Two days later, the second clothing store signed a lease and paid a deposit. I introduced the owner to the other tenants, including the owners of the original clothing store. This time, the second co-owner was there. Turns out he's the numbers guy and principal investor, whereas the guy I spoke with before is the store manager/sweat equity partner. He strongly objected to the new tenant moving in, feeling they would be a direct competitor who will dilute their business and ROI. The new tenant wants to move in and isn't concerned about the competition, but he did appreciate the other store owner's pov.
All said, I think it's best that I try to rescind the lease before they move in. Although the lease was signed by both parties, I haven't deposited the check he gave me. Hopefully the owner will agree to cancel the agreement and we'll move on. This would be fair to the original store's owners. Furthermore if the new store were to move in, over 30% of GLA will be clothing, which is rather high.
However, he wouldn't take back the check when I tried to give it to him, which concerns me a bit. He's weighing his options. Legally, can I unilaterally cancel/rescind the lease prior to the lease commencement date? If I try to do so, what recourse if any, would he have?
Of course, the other view is, it's purely a business decision. Competition is everywhere and the old tenant will just have to deal with it. If I pass on this new tenant, there's no telling how long it'll take to find an equally good tenant. There was nothing in the original store's lease prohibiting me from renting to competing tenants. Thanks in advance for any thoughts/opinions.
Sorry I do not have advice for you but I'm curious why you are saying it's best to rescind the offer before they move in? I just don't see why, from where you are, you would make the decision to not rent it out.
I was thinking it may be necessary to rescind the agreement if the tenant insists on moving in, which he may have a right to do since the lease was signed by both parties. I did not deposit his check however, so it might not be considered a binding contract (no consideration was accepted). I'll consult with a lawyer if the need arises.
Im wondering *why* you think its necessary to rescind the agreement? I'm sure you want a tenant in the unit and you have a tenant that wants to move in so I'm just wondering what is making you want to stop that from moving forward. I'm only asking because there may be something I'm overlooking that could be a lesson for me in the future.
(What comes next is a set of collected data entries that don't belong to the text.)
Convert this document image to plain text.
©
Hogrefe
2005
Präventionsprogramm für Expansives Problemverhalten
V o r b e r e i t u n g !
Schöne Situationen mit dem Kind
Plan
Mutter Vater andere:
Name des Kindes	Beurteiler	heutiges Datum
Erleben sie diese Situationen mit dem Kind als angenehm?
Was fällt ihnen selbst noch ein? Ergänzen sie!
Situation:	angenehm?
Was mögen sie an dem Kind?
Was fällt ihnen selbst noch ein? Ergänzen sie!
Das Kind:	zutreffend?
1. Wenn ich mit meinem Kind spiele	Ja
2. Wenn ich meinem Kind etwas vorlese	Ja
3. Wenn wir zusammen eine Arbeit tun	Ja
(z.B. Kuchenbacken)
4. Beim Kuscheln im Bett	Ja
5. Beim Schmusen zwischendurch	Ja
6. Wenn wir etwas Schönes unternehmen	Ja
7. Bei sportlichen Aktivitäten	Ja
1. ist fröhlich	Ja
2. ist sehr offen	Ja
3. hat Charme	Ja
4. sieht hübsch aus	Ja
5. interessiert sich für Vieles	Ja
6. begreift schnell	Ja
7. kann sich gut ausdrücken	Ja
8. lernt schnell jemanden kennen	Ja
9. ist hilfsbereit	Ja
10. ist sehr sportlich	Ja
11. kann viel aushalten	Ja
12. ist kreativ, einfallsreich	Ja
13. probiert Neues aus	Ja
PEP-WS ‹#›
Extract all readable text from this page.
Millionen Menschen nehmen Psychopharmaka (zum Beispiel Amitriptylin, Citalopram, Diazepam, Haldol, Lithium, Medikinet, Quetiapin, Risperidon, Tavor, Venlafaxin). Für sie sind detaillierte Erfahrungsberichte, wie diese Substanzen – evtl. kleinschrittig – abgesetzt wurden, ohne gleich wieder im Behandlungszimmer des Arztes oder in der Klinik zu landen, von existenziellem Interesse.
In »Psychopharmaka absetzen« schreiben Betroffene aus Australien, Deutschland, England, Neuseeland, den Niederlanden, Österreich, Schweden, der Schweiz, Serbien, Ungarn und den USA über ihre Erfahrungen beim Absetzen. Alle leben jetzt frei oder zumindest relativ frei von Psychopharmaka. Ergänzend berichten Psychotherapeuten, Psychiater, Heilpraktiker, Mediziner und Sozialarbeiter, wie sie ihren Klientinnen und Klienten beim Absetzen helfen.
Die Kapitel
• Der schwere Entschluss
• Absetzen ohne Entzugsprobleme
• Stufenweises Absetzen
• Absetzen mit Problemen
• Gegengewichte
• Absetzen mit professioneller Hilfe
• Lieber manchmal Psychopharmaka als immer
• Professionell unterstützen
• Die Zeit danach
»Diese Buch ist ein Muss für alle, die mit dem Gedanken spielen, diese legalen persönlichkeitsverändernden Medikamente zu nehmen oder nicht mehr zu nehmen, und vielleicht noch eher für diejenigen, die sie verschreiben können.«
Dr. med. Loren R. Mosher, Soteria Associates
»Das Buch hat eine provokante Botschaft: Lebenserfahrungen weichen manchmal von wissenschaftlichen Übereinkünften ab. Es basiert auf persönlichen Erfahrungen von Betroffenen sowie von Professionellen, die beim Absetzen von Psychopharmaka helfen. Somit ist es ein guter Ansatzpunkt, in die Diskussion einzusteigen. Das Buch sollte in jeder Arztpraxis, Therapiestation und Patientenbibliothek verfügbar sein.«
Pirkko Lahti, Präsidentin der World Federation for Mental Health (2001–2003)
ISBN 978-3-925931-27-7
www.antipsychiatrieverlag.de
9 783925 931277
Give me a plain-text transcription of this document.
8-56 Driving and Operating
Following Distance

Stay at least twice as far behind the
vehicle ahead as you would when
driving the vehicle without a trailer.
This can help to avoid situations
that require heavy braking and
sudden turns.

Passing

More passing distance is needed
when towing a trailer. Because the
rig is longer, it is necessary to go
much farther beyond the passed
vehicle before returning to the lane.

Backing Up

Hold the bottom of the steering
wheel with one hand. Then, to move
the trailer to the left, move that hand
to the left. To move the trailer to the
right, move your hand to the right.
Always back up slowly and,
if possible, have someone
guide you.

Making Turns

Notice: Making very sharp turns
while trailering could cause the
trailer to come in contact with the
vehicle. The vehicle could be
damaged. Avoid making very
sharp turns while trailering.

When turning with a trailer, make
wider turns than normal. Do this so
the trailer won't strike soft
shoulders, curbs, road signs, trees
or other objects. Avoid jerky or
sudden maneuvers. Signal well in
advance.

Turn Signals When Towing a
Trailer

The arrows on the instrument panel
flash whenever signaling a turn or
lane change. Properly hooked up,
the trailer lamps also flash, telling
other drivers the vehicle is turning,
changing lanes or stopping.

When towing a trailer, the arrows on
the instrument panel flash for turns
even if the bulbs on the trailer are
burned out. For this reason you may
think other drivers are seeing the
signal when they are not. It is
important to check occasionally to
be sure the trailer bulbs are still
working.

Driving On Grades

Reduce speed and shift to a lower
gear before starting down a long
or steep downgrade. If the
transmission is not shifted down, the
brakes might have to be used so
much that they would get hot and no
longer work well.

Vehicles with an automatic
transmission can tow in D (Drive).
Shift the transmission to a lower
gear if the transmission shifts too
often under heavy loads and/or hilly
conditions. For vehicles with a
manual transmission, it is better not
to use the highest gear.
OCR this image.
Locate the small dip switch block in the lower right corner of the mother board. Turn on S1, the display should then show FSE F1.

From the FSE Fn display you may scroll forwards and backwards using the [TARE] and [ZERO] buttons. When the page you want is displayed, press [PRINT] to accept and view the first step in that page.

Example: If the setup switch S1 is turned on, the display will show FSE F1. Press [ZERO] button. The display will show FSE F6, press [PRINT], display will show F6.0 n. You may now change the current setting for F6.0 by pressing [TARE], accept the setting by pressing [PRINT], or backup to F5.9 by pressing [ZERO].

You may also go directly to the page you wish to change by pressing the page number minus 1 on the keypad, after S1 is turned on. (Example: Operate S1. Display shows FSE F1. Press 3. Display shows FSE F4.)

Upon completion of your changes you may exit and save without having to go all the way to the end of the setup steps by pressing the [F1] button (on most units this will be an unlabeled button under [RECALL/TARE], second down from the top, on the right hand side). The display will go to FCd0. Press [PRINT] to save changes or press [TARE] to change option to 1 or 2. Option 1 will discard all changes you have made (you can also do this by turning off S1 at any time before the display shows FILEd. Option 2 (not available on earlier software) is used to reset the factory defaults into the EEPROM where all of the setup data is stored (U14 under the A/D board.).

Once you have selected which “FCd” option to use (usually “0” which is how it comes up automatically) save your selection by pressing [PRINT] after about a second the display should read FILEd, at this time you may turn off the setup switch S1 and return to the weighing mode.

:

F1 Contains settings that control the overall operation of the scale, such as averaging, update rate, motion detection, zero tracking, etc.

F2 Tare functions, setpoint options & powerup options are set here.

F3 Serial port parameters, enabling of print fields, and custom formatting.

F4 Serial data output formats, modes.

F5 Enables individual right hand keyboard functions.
I think it would be better to lease the unit to a different type of business. Leasing to the second store would hurt the first one and would reduce the diversity of the tenant mix. Plus, I think I can fill the vacancy quickly, leasing it to one of the other interested parties. Like I said, hopefully he'll agree to cancel. If he doesn't, I may have to honor the lease, instead of paying the legal fees involved to contest it.